The Dow Jones Industrial Average rose 1.3%, while the tech-rich Nasdaq Composite ended his 0.9% gain.
Google’s parent company, Facebook’s parent company Amazon and Apple, will all report their latest financial results this week. One of the most expensive stocks in the S&P 500 benchmark, this week’s rally could mean a big move for the broader market.
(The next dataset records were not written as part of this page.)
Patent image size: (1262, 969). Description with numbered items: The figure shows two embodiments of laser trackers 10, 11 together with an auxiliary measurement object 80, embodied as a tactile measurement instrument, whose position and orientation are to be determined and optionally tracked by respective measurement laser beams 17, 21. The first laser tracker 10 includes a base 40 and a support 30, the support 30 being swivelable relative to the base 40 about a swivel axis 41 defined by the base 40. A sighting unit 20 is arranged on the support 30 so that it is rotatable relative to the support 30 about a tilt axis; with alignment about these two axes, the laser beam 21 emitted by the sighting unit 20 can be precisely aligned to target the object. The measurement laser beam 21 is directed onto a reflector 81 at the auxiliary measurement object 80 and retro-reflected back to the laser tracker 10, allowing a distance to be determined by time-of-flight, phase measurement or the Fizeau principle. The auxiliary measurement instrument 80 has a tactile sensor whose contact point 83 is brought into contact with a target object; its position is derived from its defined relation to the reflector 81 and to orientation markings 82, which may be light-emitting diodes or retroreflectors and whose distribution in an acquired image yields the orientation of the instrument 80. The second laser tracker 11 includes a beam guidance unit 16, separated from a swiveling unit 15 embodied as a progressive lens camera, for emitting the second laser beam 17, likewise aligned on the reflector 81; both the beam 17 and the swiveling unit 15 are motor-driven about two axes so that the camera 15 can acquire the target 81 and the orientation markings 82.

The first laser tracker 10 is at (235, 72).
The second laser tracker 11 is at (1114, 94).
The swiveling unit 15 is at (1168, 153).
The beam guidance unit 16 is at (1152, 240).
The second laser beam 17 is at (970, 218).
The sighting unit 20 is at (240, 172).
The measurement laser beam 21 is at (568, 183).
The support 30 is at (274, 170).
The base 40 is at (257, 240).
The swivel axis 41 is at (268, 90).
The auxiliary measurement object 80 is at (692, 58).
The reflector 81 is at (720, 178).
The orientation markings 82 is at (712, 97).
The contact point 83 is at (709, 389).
Non-tech giants, including Coca-Cola, General Motors and Caterpillar, also reported earnings this week.
The S&P 500 has him up 44.59 points to 3,797.34. The Dow Jones Industrial Average was 31,499.62, up 417.06 points. The Nasdaq rose 92.90 points to 10,952.61. Small business stocks also rose. The Russell 2000 Index rose 6.16 points (0.4%) to close at 1748.40.
“The market is generally stagnant and there are some data points that people are waiting for,” said Jack Janasiewicz, portfolio manager and principal portfolio strategist at Natixis Investment Managers Solutions.
Bond yields rose slightly. Yields on 10-year Treasury bonds dipped to 4.25% after briefly rising to 4.29%. It hit 4.22% late on Friday. Yields on two-year Treasuries, which tend to reflect investors’ expectations of a rate hike by the Federal Reserve, rose to 4.50% from 4.48%.
Trading has been volatile this month, but major indices are solidly higher at the start of the last week of October after some big market gains last week. The S&P 500 is up 5.9% so far this month and the Dow is up 9.7%. Nasdaq more modestly he is up 3.6%.
Shares rose on Friday after comments from the Federal Reserve Governor raised hopes among traders that the central bank might consider easing the pace of aggressive rate hikes to curb inflation. San Francisco Federal Reserve Bank Governor Mary Daly said she was thinking about the danger of raising interest rates too high and doing too much damage to the economy. The Fed probably isn’t ready to scale back rate hikes, but “I think it’s time to start talking about rate hikes. Now is the time to start planning for retirement.”
Investors are keeping a close eye on the latest corporate earnings to get a better sense of how inflation is affecting different parts of the economy. Prices for everything from clothing to food have remained at their highest level in 40 years. This has forced businesses to raise prices and cut costs, putting pressure on consumers.